Part of the report centres on Biden’s handling of classified documents about Afghanistan — specifically, the Obama administration’s decision to send additional troops there — that he retained after he left office as vice-president in his Delaware home.
Biden preserved materials documenting his opposition to the troop surge, including a 2009 classified handwritten memo to then-president Barack Obama.
“These materials were proof of the stand Mr. Biden took in what he regarded as among the most important decisions of his vice-presidency,” the report said.

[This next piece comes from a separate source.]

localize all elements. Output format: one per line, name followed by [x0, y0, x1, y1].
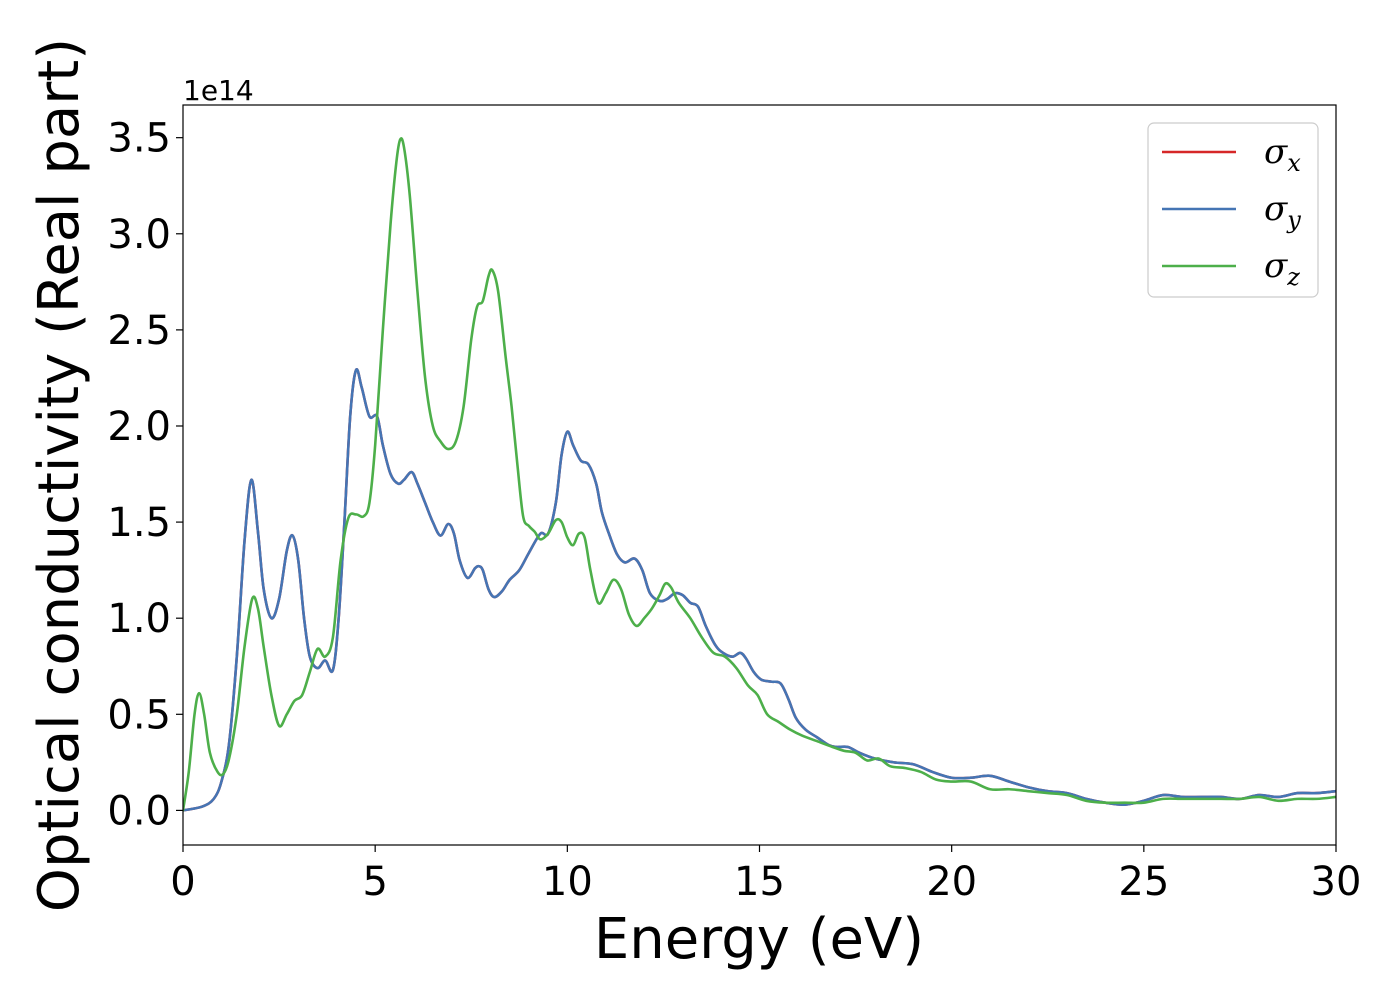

The documents, which have classification markings up to the Top Secret/Sensitive Compartmented Information Level, were found in a box in Biden’s Delaware garage “that contained other materials of great significance to him and that he appears to have personally used and accessed.”
Photographs included in the report showed some of the classified Afghanistan documents stored in a worn cardboard box in his garage, apparently in a loose collection with other household items, including a ladder and a wicker basket.
Documents found in basement, garage
Classified documents from the Obama administration were found in Biden’s basement den, according to the report, and classified documents from his time in the Senate in the 1970s and 1980s were also found in his garage.
Despite signs that Biden knowingly retained and disclosed classified materials, Hur’s report said criminal charges were not merited for multiple reasons. Those include the fact that as vice-president and during his subsequent presidency when the Afghanistan records were found, “he had the authority to keep classified documents at his home.”
As part of the probe, investigators reviewed a recording of a February 2017 conversation between Biden and his ghostwriter in which, referring to the 2009 memo to Obama, Biden said he had “just found all the classified stuff downstairs.” Biden was renting a home in Virginia at the time and consolidated his belongings in Delaware when he moved out in 2019.
Prosecutors believe that Biden’s comment was a reference to the same classified records that FBI agents later found in his Delaware home.
Although the best case for charges could involve his possession of the Afghanistan documents as a private citizen, prosecutors said, it was possible Biden could have found those records at his Virginia home in 2017 and forgotten about them afterward.
“This could convince some reasonable jurors that he did not retain them willfully,” the report said.
While the report removes legal jeopardy for the president, it is nonetheless an embarrassment for Biden, who placed competency and experience at the core of his rationale to voters to send him to the Oval Office.